The American Academy of Actuaries issued a policy statement Monday suggesting that holding the retirement age constant is a certain prescription for future financial problems:
- The normal retirement age for Social Security was last raised in 1983, from 65 to 67 over a phased-in period.
- All workers born in 1960 and after have to wait until age 67 to receive full benefits.
- In order to avoid major disruptions to the Social Security system, officials should raise the retirement age now.
"We think that if you dig in and make these changes now ... it gives people time to plan," said Tom Terry, the organization's vice president for pension issues. "It gives people time to anticipate that now I'm age 35, I'm looking at an age 68 or 69 retirement for Social Security, and that gives you a lot of years to plan for it."
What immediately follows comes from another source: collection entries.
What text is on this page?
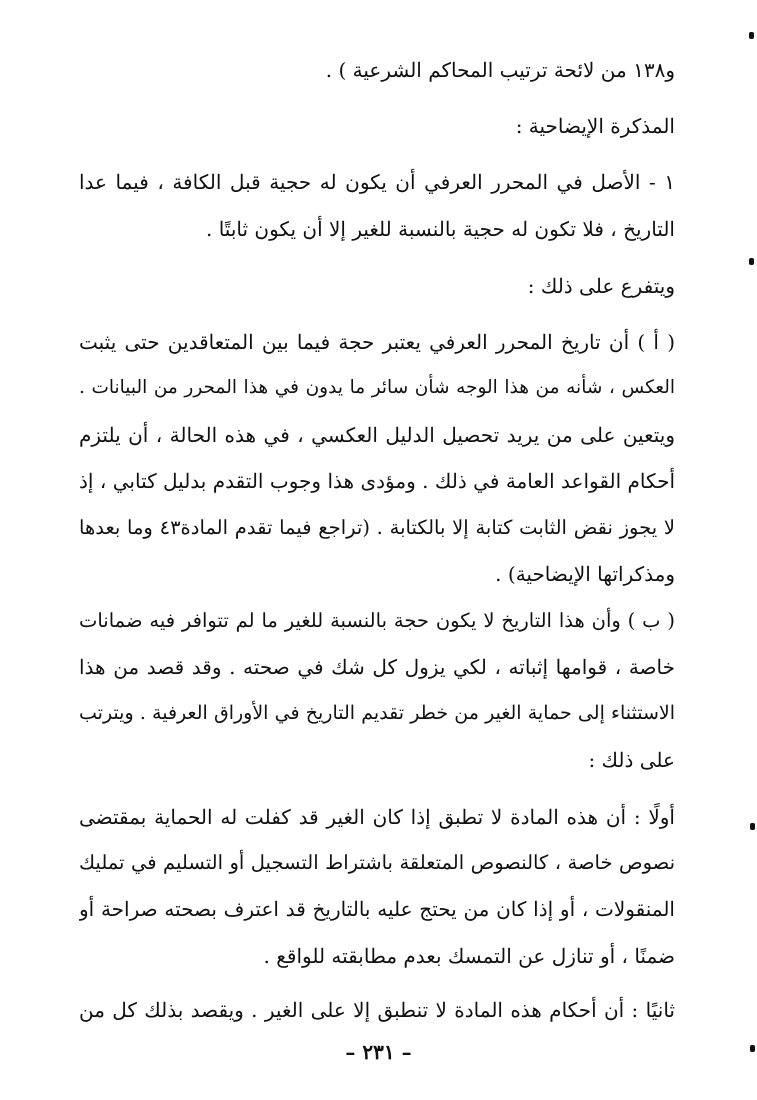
و١٣٨ من لائحة ترتيب المحاكم الشرعية ) .
المذكرة الإيضاحية :
١ - الأصل في المحرر العرفي أن يكون له حجية قبل الكافة ، فيما عدا
التاريخ ، فلا تكون له حجية بالنسبة للغير إلا أن يكون ثابتًا .
ويتفرع على ذلك :
( أ ) أن تاريخ المحرر العرفي يعتبر حجة فيما بين المتعاقدين حتى يثبت
العكس ، شأنه من هذا الوجه شأن سائر ما يدون في هذا المحرر من البيانات .
ويتعين على من يريد تحصيل الدليل العكسي ، في هذه الحالة ، أن يلتزم
أحكام القواعد العامة في ذلك . ومؤدى هذا وجوب التقدم بدليل كتابي ، إذ
لا يجوز نقض الثابت كتابة إلا بالكتابة . (تراجع فيما تقدم المادة٤٣ وما بعدها
ومذكراتها الإيضاحية) .
( ب ) وأن هذا التاريخ لا يكون حجة بالنسبة للغير ما لم تتوافر فيه ضمانات
خاصة ، قوامها إثباته ، لكي يزول كل شك في صحته . وقد قصد من هذا
الاستثناء إلى حماية الغير من خطر تقديم التاريخ في الأوراق العرفية . ويترتب
على ذلك :
أولًا : أن هذه المادة لا تطبق إذا كان الغير قد كفلت له الحماية بمقتضى
نصوص خاصة ، كالنصوص المتعلقة باشتراط التسجيل أو التسليم في تمليك
المنقولات ، أو إذا كان من يحتج عليه بالتاريخ قد اعترف بصحته صراحة أو
ضمنًا ، أو تنازل عن التمسك بعدم مطابقته للواقع .
ثانيًا : أن أحكام هذه المادة لا تنطبق إلا على الغير . ويقصد بذلك كل من
– ٢٣١ –
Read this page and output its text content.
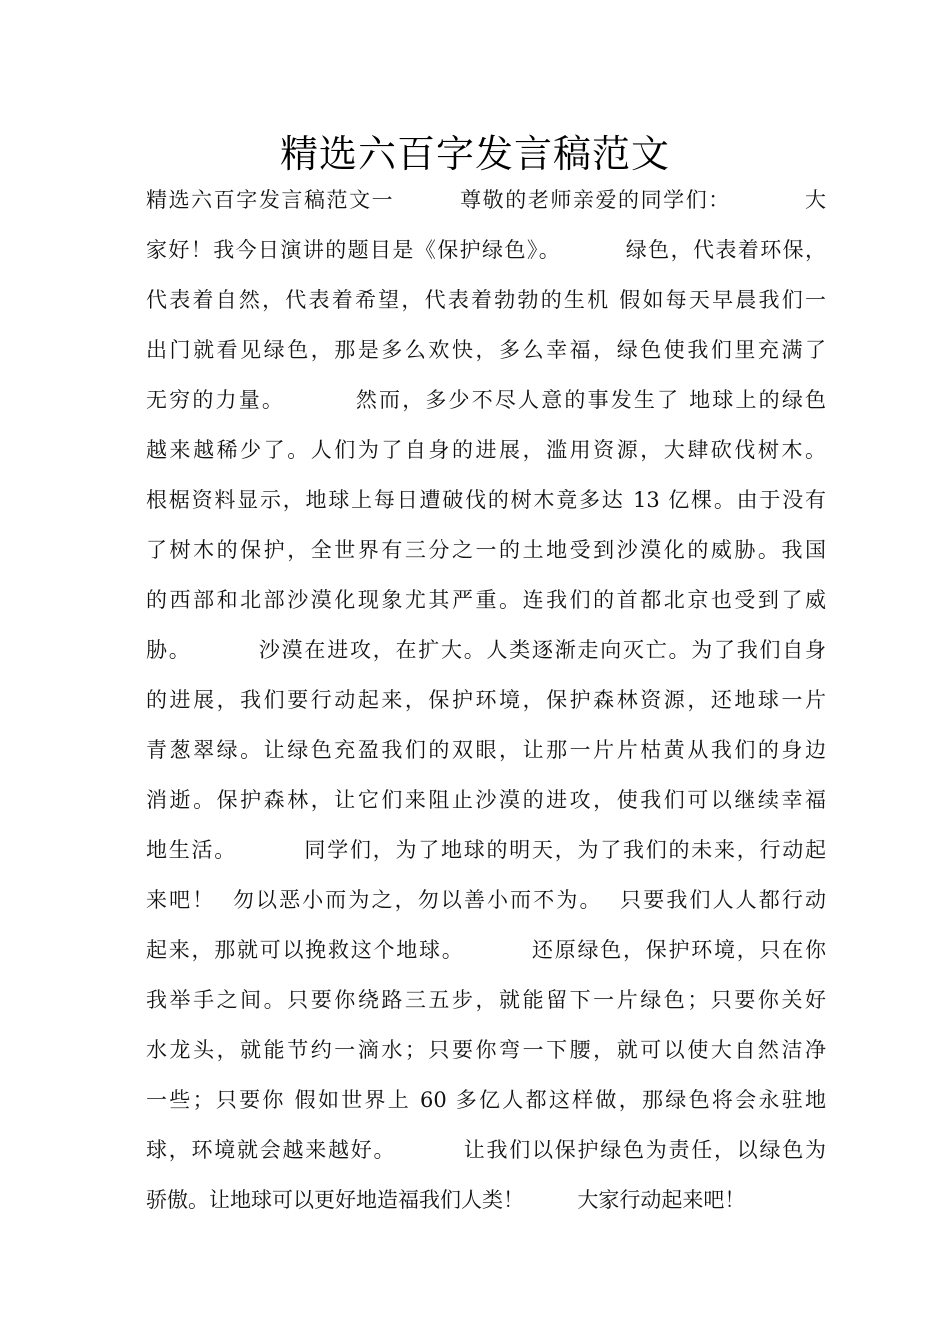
精选六百字发言稿范文
精选六百字发言稿范文一        尊敬的老师亲爱的同学们：         大
家好！我今日演讲的题目是《保护绿色》。        绿色，代表着环保，
代表着自然，代表着希望，代表着勃勃的生机 假如每天早晨我们一
出门就看见绿色，那是多么欢快，多么幸福，绿色使我们里充满了
无穷的力量。        然而，多少不尽人意的事发生了 地球上的绿色
越来越稀少了。人们为了自身的进展，滥用资源，大肆砍伐树木。
根椐资料显示，地球上每日遭破伐的树木竟多达 13 亿棵。由于没有
了树木的保护，全世界有三分之一的土地受到沙漠化的威胁。我国
的西部和北部沙漠化现象尤其严重。连我们的首都北京也受到了威
胁。        沙漠在进攻，在扩大。人类逐渐走向灭亡。为了我们自身
的进展，我们要行动起来，保护环境，保护森林资源，还地球一片
青葱翠绿。让绿色充盈我们的双眼，让那一片片枯黄从我们的身边
消逝。保护森林，让它们来阻止沙漠的进攻，使我们可以继续幸福
地生活。        同学们，为了地球的明天，为了我们的未来，行动起
来吧！  勿以恶小而为之，勿以善小而不为。  只要我们人人都行动
起来，那就可以挽救这个地球。        还原绿色，保护环境，只在你
我举手之间。只要你绕路三五步，就能留下一片绿色；只要你关好
水龙头，就能节约一滴水；只要你弯一下腰，就可以使大自然洁净
一些；只要你 假如世界上 60 多亿人都这样做，那绿色将会永驻地
球，环境就会越来越好。        让我们以保护绿色为责任，以绿色为
骄傲。让地球可以更好地造福我们人类！        大家行动起来吧！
- The organization pointed to figures showing that, since 1940, the life expectancy of American men who reached age 65 had increased by nearly five years.
- Women who reached 65 saw their life expectancy increase by nearly six years in the same period.
Terry said raising the retirement age "isn't going to solve the whole problem and likely would be part of a package of solutions," but he noted that because of the long-term projections, the retirement age is the best place to start.
"If we delay and wait, we're more likely as a nation to have to sort of jolt the system much more potently and hurt a lot more people unexpectedly," Terry said.